A is for Amber

Amber is a rising sophomore interning at the Bronx Family Justice Center.

flashcard“What is this letter?”


“Chipaw, this letter right here, which one is it?”


“Is it A? It’s A right?”

She looked away.

“Can you say A? A. Ayyy. A.” I tapped the card and tucked it behind Z.

She turned to me, her eyes hard and glassy. It was as though her expression mocked the flashcards, challenging, “How can these letters have any significance in the face of the pain I have endured?”

She was a refugee. Emaciated—no teeth, no voice, and a steely glare.

This time I was silent.  What could I do but gaze back?


My name is Amber Black and I’m from Olmsted Falls, OH.  I’m a nineteen-year-old rising sophomore, and my academic interests include English, Spanish, Psychology, and gender and racial disparities. In my first semester at Duke, I worked to educate newly resettled refugees.  This exchange last September was the first time I felt the weight of what it meant to be a woman.  Although the two of us were not communicating with language, I felt the pain and despair of her oppression.  As I gripped the flashcards, I realized I really wanted to help her and others in similar circumstances. I could only hope that I would someday be able to do so.

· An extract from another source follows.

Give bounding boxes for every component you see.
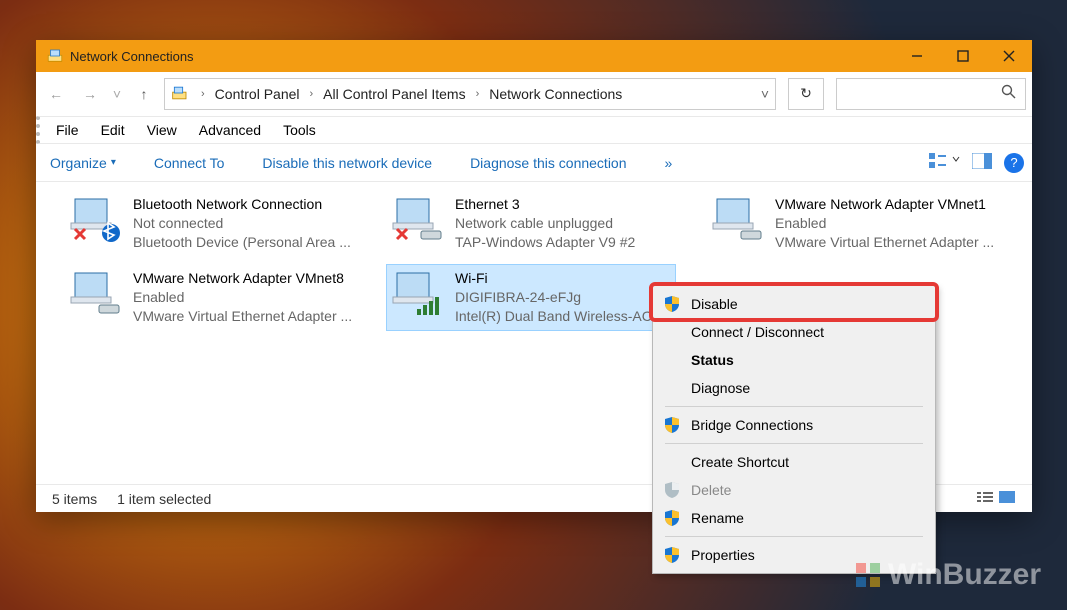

Of course, I leaped at the chance to advocate for women with DukeEngage. This summer, I’ll be working with the Bronx Family Justice Center, where I’ll interact with both women and children who have been directly affected by domestic violence.  The BXFJC is a haven that not only provides services to battered women and their families, but also works closely with its legal contacts to prevent such crime from occurring so regularly.  While I’m elated that the Moxie Project has provided me such an extraordinary opportunity, I wonder about a few things:

  • Is there such a thing as a conservative feminist? I wonder how conservative views fit into such a liberal movement.  Is there a place for super traditional or conservative individuals to work for the betterment of women without abandoning their stance?
  • Am I even a feminist? I don’t know much about the modern movement, and I am unsure whether or not my recent urge to help women classifies me as a feminist.
  • How will this experience change my academic ventures in the future? I am completely open to anything.  If I see something that convinces me to change courses, I’ll go with it.  I wonder if that will happen this summer.

All in all, I’d say my prevailing emotion is nervousness.  I’m so excited to participate, but I just want to do a good job.  I want to learn, I want to help, and I want to enjoy the experience. I look forward to an ambitious and remarkable summer.


3 thoughts on “A is for Amber

  1. Hi Amber, I’m one of your Duke Readers this summer. I loved that you started your post with an anecdote– you drew me right in. Even more I love your learning agenda questions. I’m particularly interested in how women of all ages do or do not define themselves as feminists and what that means to them. I look forward to reading your posts!

    Nancy White T80 and Womens Studies Supporter

  2. Nancy–

    Thank You for reading! In regards to our shared thoughts about feminist self-identification; our group discussions have already begun to reveal some insight into varied definitions of feminism and the sentiments behind them! I hope to be able to share some of these tidbits as I begin to grow more confident in my own (feminist) identity.